La mission d'observation de l'UE en Arménie prolongée

Les ambassadeurs des pays de l'Union européenne ont approuvé hier la décision de prolonger deux années consécutives la mission civile de l'UE (EUMA) en Arménie. Les observateurs européens resteront dans les régions frontalières de l'Arménie jusqu'au 19 février 2027.
Le nombre d'observateurs, selon le projet de décision, resteront inchangés : 165 employés internationaux et 44 employés arméniens.
Selon la mission de l'UE en Arménie, cette décision devrait également être approuvée dans un avenir proche par les ministres des Affaires étrangères des États membres de l'UE afin de formaliser la décision.
La zone d'observation de la mission, s'étend sur toute la frontière arméno-azerbaïdjanaise, y compris la section du Nakhitchevan, l’exclave azerbaïdjanaise située entre l’Arménie et la Turquie.

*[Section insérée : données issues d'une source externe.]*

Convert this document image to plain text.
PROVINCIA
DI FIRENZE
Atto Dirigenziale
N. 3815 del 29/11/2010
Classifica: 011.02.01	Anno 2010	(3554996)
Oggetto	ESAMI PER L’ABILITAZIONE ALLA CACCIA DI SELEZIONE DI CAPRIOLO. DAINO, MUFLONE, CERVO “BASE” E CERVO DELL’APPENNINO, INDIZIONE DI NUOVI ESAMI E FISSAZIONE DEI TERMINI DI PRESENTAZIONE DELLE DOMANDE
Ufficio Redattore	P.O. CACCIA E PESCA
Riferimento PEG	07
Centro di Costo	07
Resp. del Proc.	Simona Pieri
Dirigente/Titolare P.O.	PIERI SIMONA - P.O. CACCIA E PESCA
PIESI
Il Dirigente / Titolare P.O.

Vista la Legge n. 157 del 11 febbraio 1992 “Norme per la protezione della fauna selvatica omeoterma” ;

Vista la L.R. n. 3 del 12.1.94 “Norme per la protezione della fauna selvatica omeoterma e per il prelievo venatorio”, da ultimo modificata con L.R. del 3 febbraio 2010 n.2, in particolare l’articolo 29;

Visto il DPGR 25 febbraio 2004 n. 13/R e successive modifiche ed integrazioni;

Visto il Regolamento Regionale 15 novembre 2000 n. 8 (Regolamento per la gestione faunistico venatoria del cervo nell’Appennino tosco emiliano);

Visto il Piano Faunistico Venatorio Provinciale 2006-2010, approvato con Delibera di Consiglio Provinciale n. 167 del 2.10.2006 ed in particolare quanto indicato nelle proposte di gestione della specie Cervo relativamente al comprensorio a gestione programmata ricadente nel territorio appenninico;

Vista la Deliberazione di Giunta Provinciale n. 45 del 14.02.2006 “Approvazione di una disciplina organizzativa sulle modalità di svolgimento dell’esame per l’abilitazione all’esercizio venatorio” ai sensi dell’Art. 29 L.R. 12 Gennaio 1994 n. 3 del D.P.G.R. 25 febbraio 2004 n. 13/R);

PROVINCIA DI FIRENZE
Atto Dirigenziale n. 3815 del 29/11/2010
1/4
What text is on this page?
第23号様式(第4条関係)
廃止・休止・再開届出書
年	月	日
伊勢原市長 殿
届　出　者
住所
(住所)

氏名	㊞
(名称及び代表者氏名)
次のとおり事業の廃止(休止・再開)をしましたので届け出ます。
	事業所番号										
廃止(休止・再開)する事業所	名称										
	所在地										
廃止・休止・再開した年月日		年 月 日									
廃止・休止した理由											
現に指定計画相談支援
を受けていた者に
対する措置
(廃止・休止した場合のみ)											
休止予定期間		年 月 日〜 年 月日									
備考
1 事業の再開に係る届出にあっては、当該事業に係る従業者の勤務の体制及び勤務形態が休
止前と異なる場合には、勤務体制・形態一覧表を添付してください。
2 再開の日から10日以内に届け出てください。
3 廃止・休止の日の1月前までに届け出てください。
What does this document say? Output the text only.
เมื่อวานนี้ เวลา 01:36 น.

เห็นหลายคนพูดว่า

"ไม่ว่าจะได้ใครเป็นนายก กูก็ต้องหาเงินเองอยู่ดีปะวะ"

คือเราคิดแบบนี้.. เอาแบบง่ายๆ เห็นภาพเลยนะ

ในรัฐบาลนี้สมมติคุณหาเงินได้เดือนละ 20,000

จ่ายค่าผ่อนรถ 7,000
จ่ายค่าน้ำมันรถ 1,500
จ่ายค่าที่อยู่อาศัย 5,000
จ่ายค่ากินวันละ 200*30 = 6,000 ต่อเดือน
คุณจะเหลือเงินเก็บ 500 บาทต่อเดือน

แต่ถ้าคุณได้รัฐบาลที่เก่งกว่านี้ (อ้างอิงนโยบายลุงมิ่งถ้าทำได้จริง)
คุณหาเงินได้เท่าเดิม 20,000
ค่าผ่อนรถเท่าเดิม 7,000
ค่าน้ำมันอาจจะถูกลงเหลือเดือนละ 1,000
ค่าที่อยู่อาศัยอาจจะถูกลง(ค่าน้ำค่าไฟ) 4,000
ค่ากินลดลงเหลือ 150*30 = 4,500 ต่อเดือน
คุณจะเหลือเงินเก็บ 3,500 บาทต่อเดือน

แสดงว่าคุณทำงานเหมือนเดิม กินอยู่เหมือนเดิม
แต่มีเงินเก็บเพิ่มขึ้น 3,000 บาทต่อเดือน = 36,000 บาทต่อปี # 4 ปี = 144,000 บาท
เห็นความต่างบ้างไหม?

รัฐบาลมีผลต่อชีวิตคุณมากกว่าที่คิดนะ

Le quartier général de l'EUMA est situé à Yeghegnadzor, dans le sud-est de l’Arménie. La mission possède six bases d'opérations avancées à Yeghegnadzor, Djermouk, Martuni, Kapan, Goris et Ijevan.
La capacité de surveillance de l’Union européenne ne devait être déployée que pour deux mois et a été acceptée à contrecœur par l’Azerbaïdjan, qui a refusé de l’autoriser à opérer de son côté de la frontière commune. À l’issue de sa mission en décembre 2022, Erevan a demandé une mission similaire à celle de l’EUMM en Géorgie. Au grand dam de l’Azerbaïdjan, de l’Iran et de la Russie, la mission a été déployée et a commencé à opérer le 20 février 2023.
Depuis, l’EUMA coordonne toutes ses activités avec les autorités arméniennes. Elle informe également la partie azerbaïdjanaise des développements pertinents, le cas échéant.
Comment est accueilli la nouvelle côté azerbaïdjan, justement?
L’Azerbaïdjan a également clairement fait savoir qu’il souhaitait que la mission soit supprimée comme condition à l’établissement de relations normalisées avec l’Arménie. S’exprimant à Antalya l’année dernière, Toivo Klaar, alors représentant spécial de l’Union européenne pour le Caucase du Sud et la crise en Géorgie, avait estimé que la mission EUMA ne serait plus nécessaire qu’une fois qu’un accord de paix aurait été conclu.
Pour l’Azerbaïdjan, l’EUMA est un exemple inutile d'ingérence extra régionale dans la région du Caucase. Depuis lors, Bakou considère de plus en plus la mission comme faisant partie d'une relation restreinte mais en développement entre Erevan et l'Union européenne sur la coopération dans le domaine de la sécurité.
Bakou a maintes fois demandé le retrait de la mission du côté arménien de la frontière commune, en vain.